Learn practical skills, build real-world projects, and advance your career

Content Based Recommender System

A content-based filtering system first uses the metadata of new products when creating recommendations to a user. It then matches these features to the categories and descriptions of existing products.

Content-based recommendation systems may be used in a variety of domains ranging from recommending web pages, news articles, restaurants, television programs, and hotels. The advantage of content-based filtering is that it doesn’t have a cold-start problem. If you just start out a new website, or any new products can be recommended right away.

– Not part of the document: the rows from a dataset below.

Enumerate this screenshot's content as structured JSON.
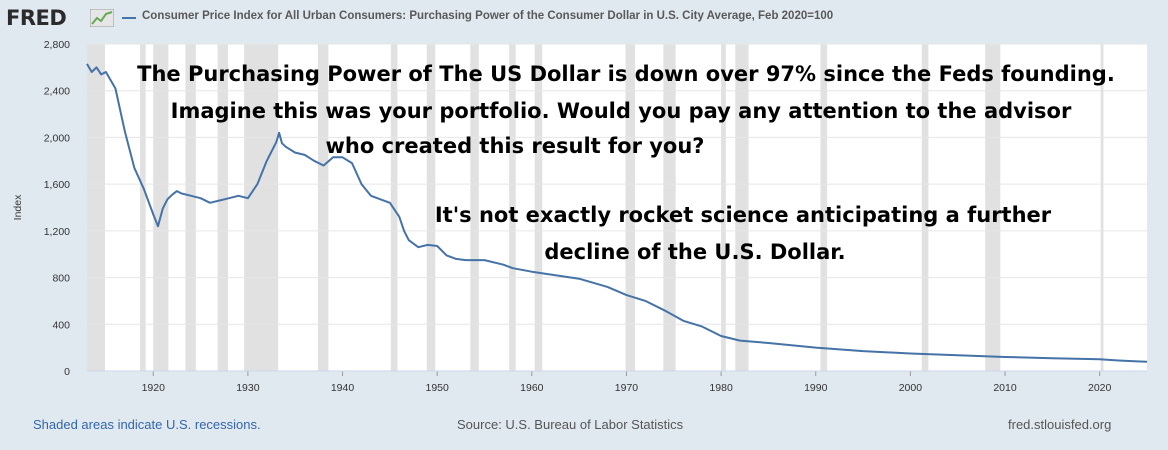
{
  "header": {
    "logo": "FRED",
    "logo_icon": "chart-line-icon",
    "legend": "Consumer Price Index for All Urban Consumers: Purchasing Power of the Consumer Dollar in U.S. City Average, Feb 2020=100"
  },
  "footer": {
    "recessions_note": "Shaded areas indicate U.S. recessions.",
    "source": "Source: U.S. Bureau of Labor Statistics",
    "site": "fred.stlouisfed.org"
  },
  "colors": {
    "background": "#e1e9f0",
    "plot": "#ffffff",
    "series": "#4572a7",
    "recession": "#e1e1e1",
    "grid": "#e6e6e6"
  },
  "chart_data": {
    "type": "line",
    "ylabel": "Index",
    "xlim": [
      1913,
      2025
    ],
    "ylim": [
      0,
      2800
    ],
    "yticks": [
      0,
      400,
      800,
      1200,
      1600,
      2000,
      2400,
      2800
    ],
    "xticks": [
      1920,
      1930,
      1940,
      1950,
      1960,
      1970,
      1980,
      1990,
      2000,
      2010,
      2020
    ],
    "grid": "horizontal",
    "series": [
      {
        "name": "Consumer Price Index for All Urban Consumers: Purchasing Power of the Consumer Dollar in U.S. City Average, Feb 2020=100",
        "x": [
          1913,
          1913.5,
          1914,
          1914.5,
          1915,
          1916,
          1917,
          1918,
          1919,
          1920,
          1920.5,
          1921,
          1921.5,
          1922,
          1922.5,
          1923,
          1924,
          1925,
          1926,
          1927,
          1928,
          1929,
          1930,
          1931,
          1932,
          1933,
          1933.3,
          1933.6,
          1934,
          1935,
          1936,
          1937,
          1938,
          1939,
          1940,
          1941,
          1942,
          1943,
          1944,
          1945,
          1946,
          1946.5,
          1947,
          1948,
          1949,
          1950,
          1951,
          1952,
          1953,
          1955,
          1957,
          1958,
          1960,
          1965,
          1968,
          1970,
          1972,
          1974,
          1976,
          1978,
          1980,
          1982,
          1985,
          1990,
          1995,
          2000,
          2005,
          2010,
          2015,
          2020,
          2022,
          2024,
          2025
        ],
        "values": [
          2630,
          2560,
          2600,
          2540,
          2560,
          2420,
          2050,
          1740,
          1560,
          1340,
          1240,
          1390,
          1470,
          1510,
          1540,
          1520,
          1500,
          1480,
          1440,
          1460,
          1480,
          1500,
          1480,
          1600,
          1800,
          1960,
          2040,
          1950,
          1920,
          1870,
          1850,
          1800,
          1760,
          1830,
          1830,
          1780,
          1600,
          1500,
          1470,
          1440,
          1320,
          1200,
          1120,
          1060,
          1080,
          1070,
          990,
          960,
          950,
          950,
          910,
          880,
          850,
          790,
          720,
          650,
          600,
          520,
          430,
          380,
          300,
          260,
          240,
          200,
          170,
          150,
          135,
          120,
          110,
          100,
          90,
          82,
          80
        ]
      }
    ],
    "recessions": [
      [
        1913.0,
        1914.9
      ],
      [
        1918.6,
        1919.2
      ],
      [
        1920.0,
        1921.6
      ],
      [
        1923.4,
        1924.5
      ],
      [
        1926.8,
        1927.9
      ],
      [
        1929.6,
        1933.2
      ],
      [
        1937.4,
        1938.5
      ],
      [
        1945.1,
        1945.8
      ],
      [
        1948.9,
        1949.8
      ],
      [
        1953.5,
        1954.4
      ],
      [
        1957.6,
        1958.3
      ],
      [
        1960.3,
        1961.1
      ],
      [
        1969.9,
        1970.9
      ],
      [
        1973.9,
        1975.2
      ],
      [
        1980.0,
        1980.5
      ],
      [
        1981.5,
        1982.9
      ],
      [
        1990.5,
        1991.2
      ],
      [
        2001.2,
        2001.9
      ],
      [
        2007.9,
        2009.5
      ],
      [
        2020.1,
        2020.4
      ]
    ]
  },
  "annotations": {
    "lines": [
      "The Purchasing Power of The US Dollar is down over 97% since the Feds founding.",
      "Imagine this was your portfolio.  Would you pay any attention to the advisor",
      "who created this result for you?",
      "It's not exactly rocket science anticipating a further",
      "decline of the U.S. Dollar."
    ]
  }
}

Let’s assume we are starting a new ecommerce platform, and we have merchants signed up with products that they are willing to sell on our platform, and we start seeing traffic coming from our website users, but we don’t have any users history, therefore, we are going to build a content-based recommendation systems to analyze product descriptions to identify products that are of particular interest to the user.

We would like to recommend products based on the products that a user has already booked or viewed using the cosine similarity. We would recommend products with the largest similarity to the ones previously booked or viewed or showed interest by the user. Our recommender system is highly dependent on defining an appropriate similarity measure. Eventually, we select a subset of products to display to the user or to determine an order in which to display the products.

import pandas as pd
import numpy as np
from nltk.corpus import stopwords
from sklearn.metrics.pairwise import linear_kernel
from sklearn.feature_extraction.text import CountVectorizer
from sklearn.feature_extraction.text import TfidfVectorizer
from sklearn.decomposition import LatentDirichletAllocation
import re
import random
import plotly.graph_objs as go
import chart_studio.plotly as py
import cufflinks

pd.options.display.max_columns = 30
from IPython.core.interactiveshell import InteractiveShell
import plotly.figure_factory as ff
InteractiveShell.ast_node_interactivity = 'all'
from plotly.offline import iplot
cufflinks.go_offline()
cufflinks.set_config_file(world_readable=True, theme='solar')

# import pyLDAvis to interpret the topics in a topic model that has been fit to a corpus of text data 
import pyLDAvis
import pyLDAvis.sklearn
pyLDAvis.enable_notebook()
df = pd.read_excel('Test_Pandas.xlsx')
df.head()
print('We have', df['item_name'].nunique(), 'unique products')
We have 118345 unique products